It’s All Relative (& other stories)
by MonaLisa Ortiz-Rosa
When I was a kid I thought my Spanish Harlem cousins were rich because they lived in the projects. Their high rise building had an intercom, elevators and flat walls with doors on all the rooms with doorknobs. Our sixth floor floor tenement on the Lower East Side was a broken tiled walk up where white bulbous nosed Bowery men slept curled with their bottle behind the stairs. Where the wrought iron banisters curled way up to the top where junkies shot up by moonlit skylight.

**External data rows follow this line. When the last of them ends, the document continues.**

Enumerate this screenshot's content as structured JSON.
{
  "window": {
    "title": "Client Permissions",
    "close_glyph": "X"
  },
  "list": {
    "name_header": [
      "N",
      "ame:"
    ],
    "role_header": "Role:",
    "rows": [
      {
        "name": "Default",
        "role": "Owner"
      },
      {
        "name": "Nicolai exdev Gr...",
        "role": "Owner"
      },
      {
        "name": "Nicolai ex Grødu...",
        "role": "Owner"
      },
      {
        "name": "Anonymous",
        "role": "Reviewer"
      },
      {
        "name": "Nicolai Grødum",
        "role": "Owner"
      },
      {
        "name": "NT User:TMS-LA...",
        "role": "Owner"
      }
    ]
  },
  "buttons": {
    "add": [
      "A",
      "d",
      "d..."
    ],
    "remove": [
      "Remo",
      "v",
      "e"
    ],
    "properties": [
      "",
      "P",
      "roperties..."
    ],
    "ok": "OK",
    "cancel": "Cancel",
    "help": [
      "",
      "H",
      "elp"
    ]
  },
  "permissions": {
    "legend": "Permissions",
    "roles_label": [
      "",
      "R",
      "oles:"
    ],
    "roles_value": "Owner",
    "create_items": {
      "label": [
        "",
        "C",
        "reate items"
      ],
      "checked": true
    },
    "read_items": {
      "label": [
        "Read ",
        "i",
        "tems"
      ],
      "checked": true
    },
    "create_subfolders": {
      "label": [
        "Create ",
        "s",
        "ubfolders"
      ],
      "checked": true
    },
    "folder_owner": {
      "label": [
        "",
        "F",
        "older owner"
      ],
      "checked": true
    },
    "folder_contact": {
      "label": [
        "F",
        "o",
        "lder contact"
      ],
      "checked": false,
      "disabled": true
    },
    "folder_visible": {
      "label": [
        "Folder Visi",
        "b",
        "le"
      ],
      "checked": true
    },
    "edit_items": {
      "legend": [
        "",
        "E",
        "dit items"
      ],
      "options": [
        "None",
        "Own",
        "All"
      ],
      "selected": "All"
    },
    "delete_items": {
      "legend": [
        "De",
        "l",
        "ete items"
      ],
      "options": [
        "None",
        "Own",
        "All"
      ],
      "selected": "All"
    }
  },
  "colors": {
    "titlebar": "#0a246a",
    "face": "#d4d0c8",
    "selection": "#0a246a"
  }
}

Our apartment had peeling walls, and big fat claw foot bathtub smack dab center of the kitchen. You could see straight through each room to the back. But we did have a fire escape. I’d imagine my poor cousins just helpless looking out windows waiting to be rescued if a fire actually happened. Everyone knew fire ladders only went so high. Where we could open our windows, tumble over each other down the outside iron stairs to safety.

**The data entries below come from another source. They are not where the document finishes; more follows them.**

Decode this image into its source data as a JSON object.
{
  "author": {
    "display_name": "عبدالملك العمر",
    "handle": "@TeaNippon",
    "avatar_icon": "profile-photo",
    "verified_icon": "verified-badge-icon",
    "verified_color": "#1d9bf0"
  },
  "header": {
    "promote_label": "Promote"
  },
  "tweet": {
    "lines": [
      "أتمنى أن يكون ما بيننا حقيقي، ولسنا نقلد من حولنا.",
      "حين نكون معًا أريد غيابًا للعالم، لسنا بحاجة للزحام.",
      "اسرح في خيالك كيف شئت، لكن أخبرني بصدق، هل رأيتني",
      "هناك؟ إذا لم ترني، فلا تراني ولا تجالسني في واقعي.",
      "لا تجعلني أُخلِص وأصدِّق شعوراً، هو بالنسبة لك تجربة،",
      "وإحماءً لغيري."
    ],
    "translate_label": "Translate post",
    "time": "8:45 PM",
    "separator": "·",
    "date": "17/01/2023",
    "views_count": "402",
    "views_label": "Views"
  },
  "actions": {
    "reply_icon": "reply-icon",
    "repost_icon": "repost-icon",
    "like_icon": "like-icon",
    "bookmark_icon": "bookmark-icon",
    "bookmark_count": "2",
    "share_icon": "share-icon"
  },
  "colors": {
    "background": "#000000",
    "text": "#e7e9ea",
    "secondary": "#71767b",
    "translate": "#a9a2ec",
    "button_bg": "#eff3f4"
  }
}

There were indoor-outdoor rodents in our neighborhood. The same rats we’d see scuttling through garbage bags and up trash cans outside had cousins living inside. After school we’d scurry up five flights making sure never to step on a crack, lest you break your mothers back and they would zigzag up too.
When I was a kid my father challenged a rat who stood up on two feet and bared it’s teeth. This was inside our apartment! In his sleeveless T-shirt, perfectly pressed trousers and family-familiar belt, my handsome father tried to chase it, trap it, drown it. I’m telling you it was a hullabaloo. There they stood in the perfect square kitchen, a face off. The rat had a family too, I’m sure but it was our name on the lease. We paid the rent and here was this no-count subtenant holding his own black square like a vicious chess piece on our checkered linoleum.
It was as if the room had lungs and a stop watch. It was on! We were all holding our breath and rooting to win
We Didn’t Tell the Children
We didn’t tell the children it was okay to play tag in the funeral parlor, running round the mourning room, heavily draped… giggling. They knew to play.
We didn’t tell the children that the dog was defective, wasn’t good enough to keep, we were afraid they’d identify with it and wonder whether they too could someday wind up in some strangers home. We just got another one. “This one’s good right“ Jay said, agreeing.
We didn’t tell the children the hospitals policy sucked and that’s why they couldn’t visit their mother. We were too busy keeping vigil, getting schedules straight defying doctors. They thought it was because they were bad.
We didn’t tell the children the real reason grandpa was so mean or why they had to respect him anyway. They just looked at us like we were crazy and talk smack when we weren’t around but followed orders.
We didn’t tell the children when they hid laughing under the chenille blanket in full view that we could see them, huddled, hands round ankles, knees to chin, backs curved, boney shoulders bouncing, forehead to forehead. That would have spoiled their superpowers.
We didn’t tell them that we had lost our superpowers and couldn’t protect them from broken hearts.
But we did tell them they were wonderfully and powerfully made. We told them about Puerto Rico and Albizu Campos and Ramon Emeterio Betances y El Grito de Lares. We told them in Spanish that Spanish es una maravilla and not to lie because they’d be hurting God who trusted them.
We didn’t tell them the cousins were moving in after Titi died because they had a heartless bastard of a father. But they watched us bristle whenever his name came up like a turd in the East River.
We told them never to steal, always ask for what you want even if you don’t get it so you can be proud of yourself for doing the right thing. We told them never to laugh at their cousin Eddie for playing with dolls. We said not all boys like tractors and trucks.
We told them girls are very special and should be protected and cherished. So sorry they didn’t have a sister we told them.